Pour citer le prix Nobel d’économie Jean Tirole, « la dette souveraine, contractée par les États, et la dette privée, contractée par les banques, devraient en fait être considérées comme un tout ».
Depuis plusieurs mois, le gouverneur de la Banque de France sonne l’alarme, jugeant la croissance de la dette privée trop forte et en décalage avec nos voisins. L’endettement des ménages et des entreprises rapporté au PIB est désormais le plus élevé des grands pays d’Europe. La dette publique est nécessaire, car elle permet le développement de nos services publics et soutient nos politiques sociales, culturelles, sanitaires, mais aussi économiques.

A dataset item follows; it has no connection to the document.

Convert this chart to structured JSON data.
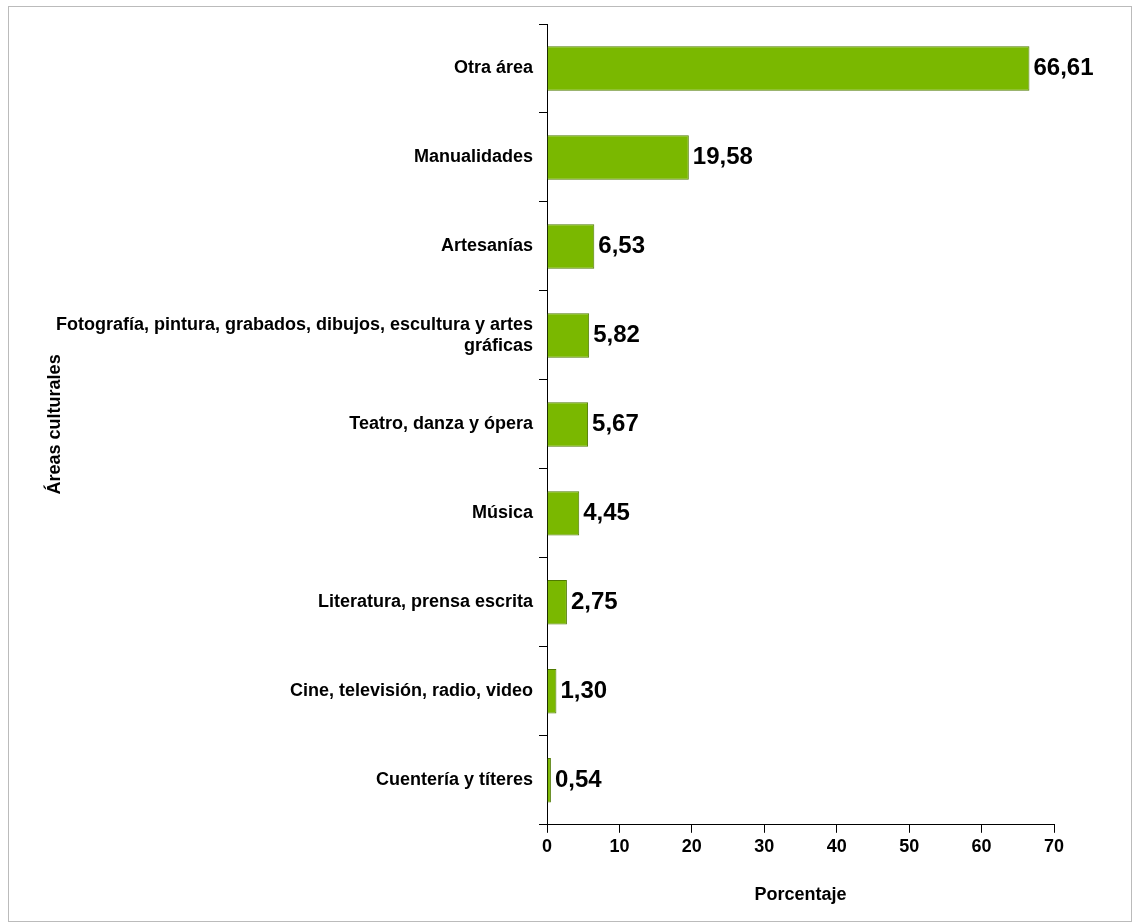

Je rappelle que le Japon a une dette représentant 250 % de son PIB et ne voit cette réalité que comme un souci mineur, parce qu’elle est détenue en majorité par les Japonais.
C’est l’économiste Bruno Tinel qui écrivait que, « si l’on pense qu’il y a trop de dettes, il faut être cohérent, et dire aussi qu’il y a trop d’épargne ». L’épargne des Français est l’une des plus élevées au monde avec plus de 5 300 milliards d’euros. Ce montant est deux fois plus élevé que le montant de la dette publique. Or vous ne prévoyez aucun mécanisme innovant pour la mobiliser. Nous avons une proposition : il s’agirait d’orienter l’épargne des particuliers vers des obligations du Trésor grâce à une rémunération avantageuse et une défiscalisation, dès lors qu’elles seraient gardées sur le long terme.

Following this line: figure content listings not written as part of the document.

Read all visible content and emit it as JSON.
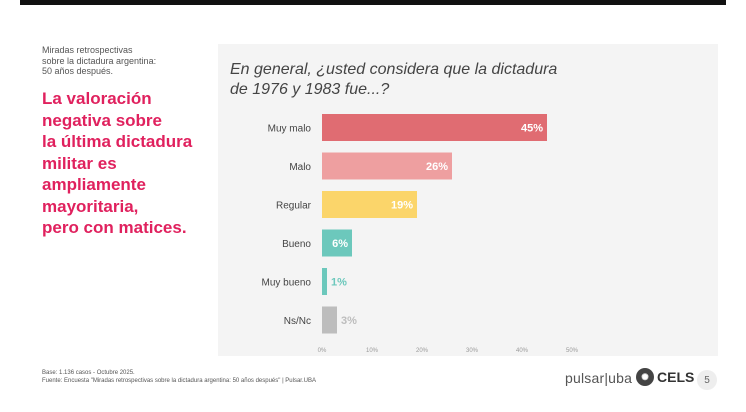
{
  "slide": {
    "subtitle": "Miradas retrospectivas\nsobre la dictadura argentina:\n50 años después.",
    "headline": "La valoración\nnegativa sobre\nla última dictadura\nmilitar es\nampliamente\nmayoritaria,\npero con matices.",
    "footer_base": "Base: 1.136 casos - Octubre 2025.",
    "footer_source": "Fuente: Encuesta \"Miradas retrospectivas sobre la dictadura argentina: 50 años después\" | Pulsar.UBA",
    "brand_pulsar": "pulsar|uba",
    "brand_cels": "CELS",
    "cels_icon": "cels-circle-logo",
    "page_number": "5"
  },
  "chart_data": {
    "type": "bar",
    "orientation": "horizontal",
    "title": "En general, ¿usted considera que la dictadura\nde 1976 y 1983 fue...?",
    "categories": [
      "Muy malo",
      "Malo",
      "Regular",
      "Bueno",
      "Muy bueno",
      "Ns/Nc"
    ],
    "values": [
      45,
      26,
      19,
      6,
      1,
      3
    ],
    "value_labels": [
      "45%",
      "26%",
      "19%",
      "6%",
      "1%",
      "3%"
    ],
    "colors": [
      "#e06c72",
      "#ee9fa0",
      "#fbd56a",
      "#6cc8bc",
      "#6cc8bc",
      "#bdbdbd"
    ],
    "label_colors": [
      "#ffffff",
      "#ffffff",
      "#ffffff",
      "#ffffff",
      "#6cc8bc",
      "#bdbdbd"
    ],
    "xlim": [
      0,
      50
    ],
    "xticks": [
      0,
      10,
      20,
      30,
      40,
      50
    ],
    "xtick_labels": [
      "0%",
      "10%",
      "20%",
      "30%",
      "40%",
      "50%"
    ],
    "grid": false,
    "legend": "none"
  }
}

Sur la dette publique toujours, de nombreux économistes, et pas des moindres, s’accordent sur l’effacement d’une partie de notre dette détenue par la BCE et les banques. On évalue cette éventualité à environ 400 milliards d’euros, soit 17 % du PIB que l’État pourrait d’emblée injecter dans l’économie et la santé, et qui permettrait surtout de prendre rapidement la bifurcation écologique et sociale sans laquelle les décennies à venir seront des périodes autrement plus dramatiques que ce que nous vivons.
Nous pourrions aussi réfléchir à atténuer la charge de la dette par le pilotage maîtrisé d’une inflation douce. Derrière toutes ces propositions se cache un vrai enjeu, celui du maintien de notre souveraineté nationale : celle-ci ne doit plus être soumise aux aléas du marché.

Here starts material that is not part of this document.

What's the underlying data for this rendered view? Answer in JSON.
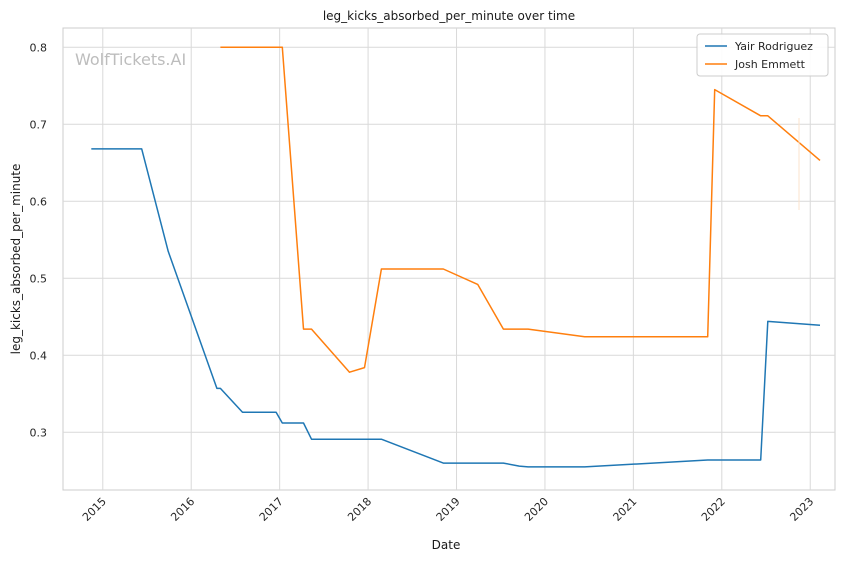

Garantir notre souveraineté, c’est aussi défendre notre économie au sens large, c’est défendre nos industries ; c’est défendre nos lieux de production ; c’est défendre nos produits ; c’est défendre nos emplois ; c’est défendre les territoires, et c’est ce qui nous permettrait d’être indépendants dans certains domaines majeurs comme les médicaments.
« Quoi qu’il en coûte », pour reprendre l’expression du Président de la République, nous devons repenser et dessiner une nouvelle politique industrielle. Le confinement a mis en lumière les enjeux liés à la relocalisation de la production, l’indispensable changement de nos manières de nous déplacer, de travailler, de consommer, mais surtout la nécessité d’une nouvelle stratégie industrielle et économique française.
« Quoi qu’il en coûte », nous devons soutenir par nos politiques sociales, nos concitoyens les plus précaires et les plus en difficulté. Pour un grand nombre de Français, ce confinement a aussi agi comme un révélateur des inégalités de logement et de la précarité de ceux qui exercent des métiers exposés au coronavirus et qui ont été nos premiers de tranchée.
« Quoi qu’il en coûte », la transition énergétique doit se faire à marche forcée. Depuis trop longtemps, on court après la croissance pour rééquilibrer les comptes et diminuer le chômage de masse. Mais pour quel résultat ? La dette publique et la dette privée explosent, et le chômage de masse ne disparaît pas.
Il faut faire sans croire à la croissance et sans souhaiter la décroissance, sauf une décroissance de l’empreinte écologique. Il nous faut cependant acter que nous sommes dans une économie en contraction, principalement à cause de la quantité d’énergie et de matières premières dont nous disposons qui s’amenuise ou que nous devons maîtriser. De cette manière, on peut concentrer le débat sur les stratégies à établir pour préparer un avenir commun, et non pour relancer le système tel qu’il était.
Vous l’aurez compris, mes chers collègues, il ne s’agit pas ici d’ergoter sur telle mission ou tel programme. Nous avons le devoir d’agir vite en répondant aux trois urgences économique, sociale et écologique, parce que ce sont elles qui conditionnent notre avenir commun. Pour ce faire, nous devons nous extraire de nos croyances, des dogmes économiques que nous suivons depuis des décennies, pour construire un nouveau système économique, social et écologique en phase avec ce nouveau monde.